WTO rules are the default in the event that the UK cannot strike a trade deal with the EU. How bad might that be? Will there be a tariff wall against UK exports that kills our trade?
We should clarify that whilst the EU has handled all negotiations on behalf of its constituent states, all 28 are members of the WTO in their own right. Therefore all the arrangements agreed with the EU would continue to apply to the UK separately. Other countries trade successfully with the EU without being members of the Single Market. The USA, for example, is its largest single trade partner so “access to” the Single Market is not in question as Remainers continue to imply.
In 1992 Bill Clinton based his successful election campaign on the slogan, “It’s the economy, stupid!” In 2016 David Cameron, George Osborne and most Remain campaigners followed
Bill’s lead, they assumed we would vote with our wallets and purses. So, for example, under Osborne’s direction the Treasury’s published forecasts assumed all the worst possibilities and none of the benefits of leaving, such as agreeing new trade deals with any countries or trade groups. They believed they would never be found out so the forecasts could never be disproven. In effect, they lied! It’s not just the economy, our identity and freedom matter at least as much.
Only about 14% of our economy is directly involved in the export trade (which is too little) and trade deals mainly concern traffic in goods, not services which comprise 80% of our GDP. Therefore the economy might suffer but not as devastatingly as is often portrayed. Also the WTO and its predecessor (GATT) have, over time, reduced average tariffs to 3-4% which is far less than typical currency movements that we have managed to survive so far. Of course some sectors have much higher tariffs, like cars at almost 10% (the Germans wouldn’t be happy with this barrier to its largest export market) and cheese at between 14% and 68% (which won’t please French farmers). This has raised the possibility of agreeing sector-specific deals with the EU but there is a problem, apart from the apparent determination of Merkel and Hollande (or some of his prospective successors) to prevent it. If the EU and UK agreed a low tariff for specific products then competitors from other countries trading with us would be at a disadvantage unless they could agree equivalent terms. But then by importing to Britain and re-exporting to the Continent we could become a back door into EU markets. The EU could not agree to this without border checks and the more such deals the harder it would become to agree terms with other countries.

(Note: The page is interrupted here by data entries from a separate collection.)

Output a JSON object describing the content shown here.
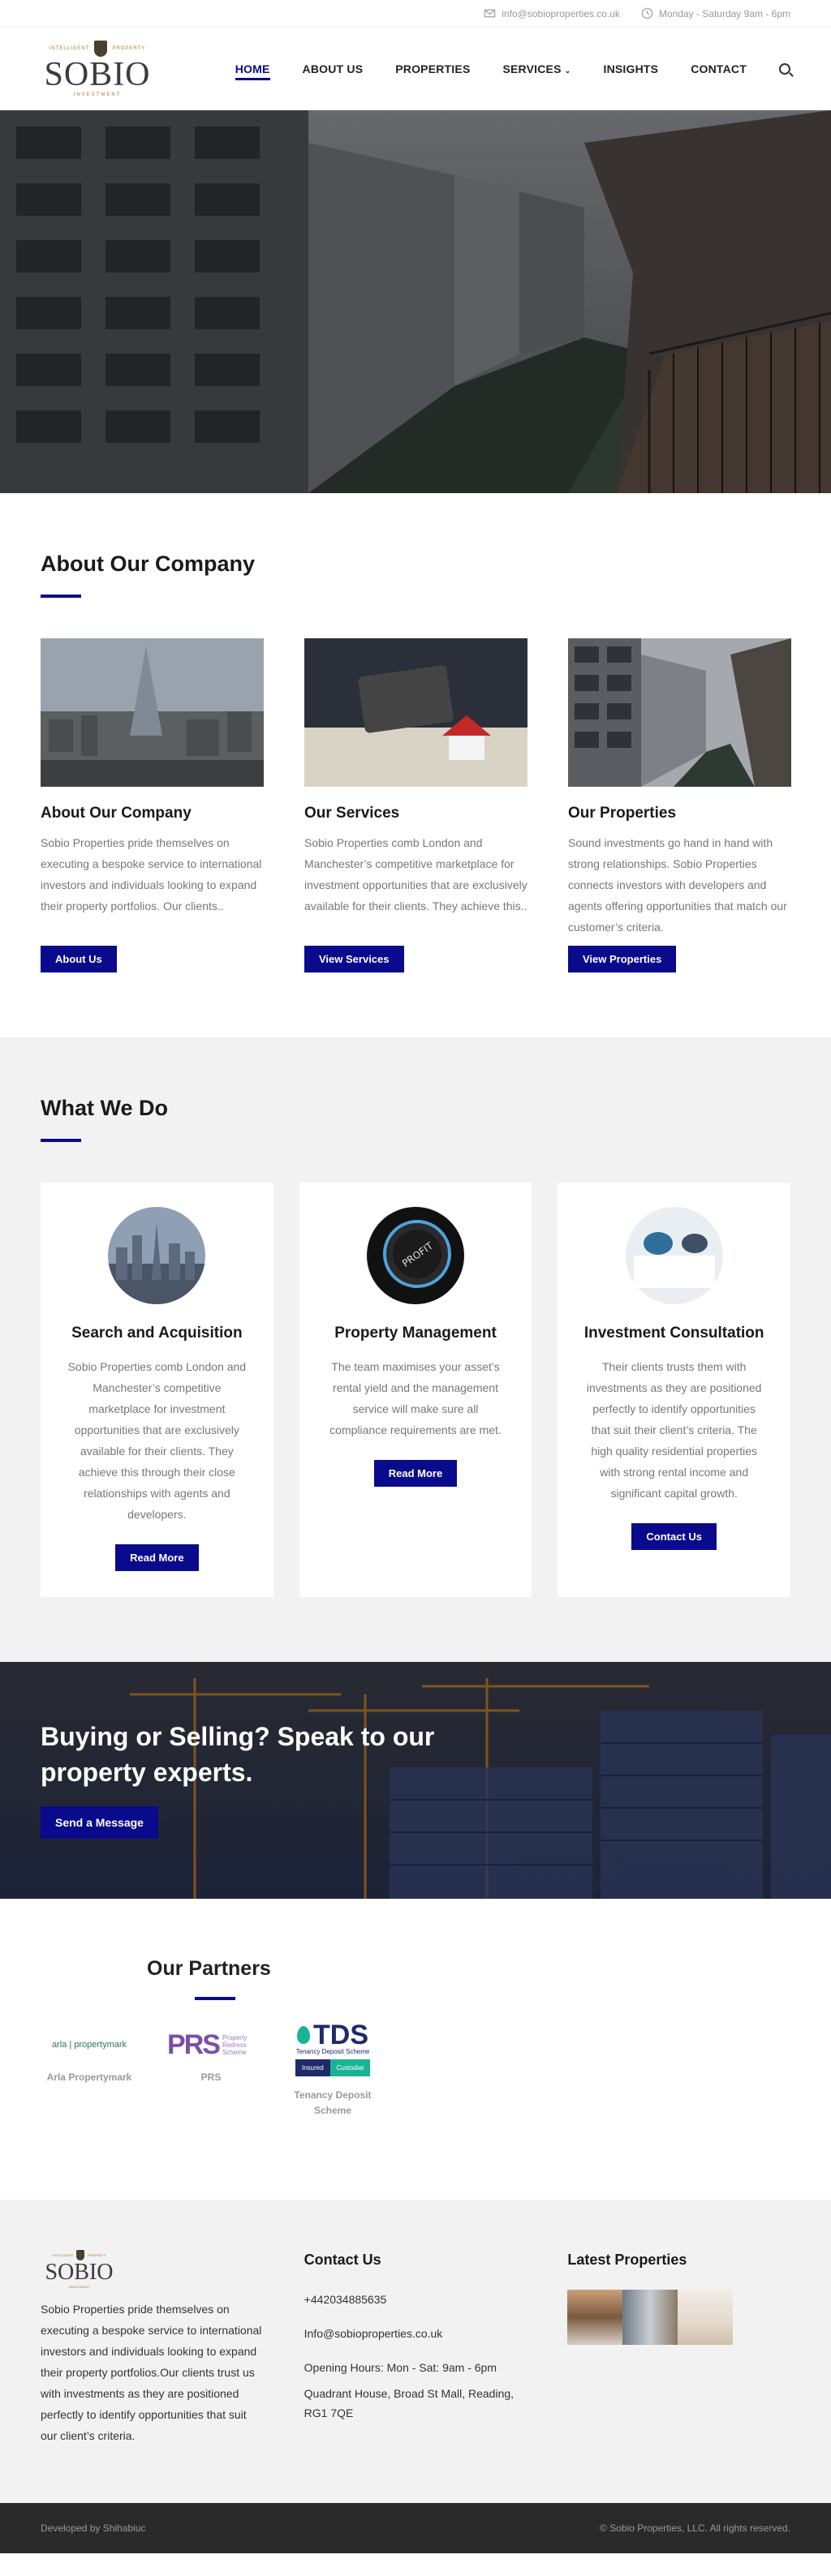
{
  "topbar": {
    "email": "info@sobioproperties.co.uk",
    "hours": "Monday - Saturday 9am - 6pm"
  },
  "logo": {
    "left_tag": "INTELLIGENT",
    "right_tag": "PROPERTY",
    "name": "SOBIO",
    "sub": "INVESTMENT"
  },
  "nav": {
    "items": [
      "HOME",
      "ABOUT US",
      "PROPERTIES",
      "SERVICES",
      "INSIGHTS",
      "CONTACT"
    ]
  },
  "about": {
    "heading": "About Our Company",
    "cards": [
      {
        "title": "About Our Company",
        "text": "Sobio Properties pride themselves on executing a bespoke service to international investors and individuals looking to expand their property portfolios. Our clients..",
        "button": "About Us"
      },
      {
        "title": "Our Services",
        "text": "Sobio Properties comb London and Manchester’s competitive marketplace for investment opportunities that are exclusively available for their clients. They achieve this..",
        "button": "View Services"
      },
      {
        "title": "Our Properties",
        "text": "Sound investments go hand in hand with strong relationships. Sobio Properties connects investors with developers and agents offering opportunities that match our customer’s criteria.",
        "button": "View Properties"
      }
    ]
  },
  "what": {
    "heading": "What We Do",
    "cards": [
      {
        "title": "Search and Acquisition",
        "text": "Sobio Properties comb London and Manchester’s competitive marketplace for investment opportunities that are exclusively available for their clients. They achieve this through their close relationships with agents and developers.",
        "button": "Read More"
      },
      {
        "title": "Property Management",
        "text": "The team maximises your asset’s rental yield and the management service will make sure all compliance requirements are met.",
        "button": "Read More"
      },
      {
        "title": "Investment Consultation",
        "text": "Their clients trusts them with investments as they are positioned perfectly to identify opportunities that suit their client’s criteria. The high quality residential properties with strong rental income and significant capital growth.",
        "button": "Contact Us"
      }
    ]
  },
  "cta": {
    "heading": "Buying or Selling? Speak to our property experts.",
    "button": "Send a Message"
  },
  "partners": {
    "heading": "Our Partners",
    "items": [
      {
        "logo_text": "arla | propertymark",
        "name": "Arla Propertymark"
      },
      {
        "logo_text": "PRS",
        "logo_sub": "Property Redress Scheme",
        "name": "PRS"
      },
      {
        "logo_text": "TDS",
        "logo_sub": "Tenancy Deposit Scheme",
        "badge_left": "Insured",
        "badge_right": "Custodial",
        "name": "Tenancy Deposit Scheme"
      }
    ]
  },
  "footer": {
    "about_text": "Sobio Properties pride themselves on executing a bespoke service to international investors and individuals looking to expand their property portfolios.Our clients trust us with investments as they are positioned perfectly to identify opportunities that suit our client’s criteria.",
    "contact_heading": "Contact Us",
    "phone": "+442034885635",
    "email": "Info@sobioproperties.co.uk",
    "hours": "Opening Hours: Mon - Sat: 9am - 6pm",
    "address": "Quadrant House, Broad St Mall, Reading, RG1 7QE",
    "latest_heading": "Latest Properties"
  },
  "bottombar": {
    "left": "Developed by Shihabiuc",
    "right": "© Sobio Properties, LLC. All rights reserved."
  },
  "colors": {
    "accent": "#0a0a8c",
    "gold": "#b07a2c"
  }
}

Some economists argue that even if tariffs were imposed by the EU we should not respond, for two practical reasons: supply chain costs would not be driven up, for instance for our own thriving, car-export industry; and consumer prices would not be increased, helping our economy to prosper. Other economists point out that reciprocal tariffs collected by our customs authorities would far exceed those gained by the EU because of our large trade deficit and this surplus could be used to assist our industries to overcome the new customs barriers. In any case our dependence on EU trade has lessened over the past couple of decades and that trend looks certain to continue whatever happens, as the EU’s relative position in the global economy continues to slide.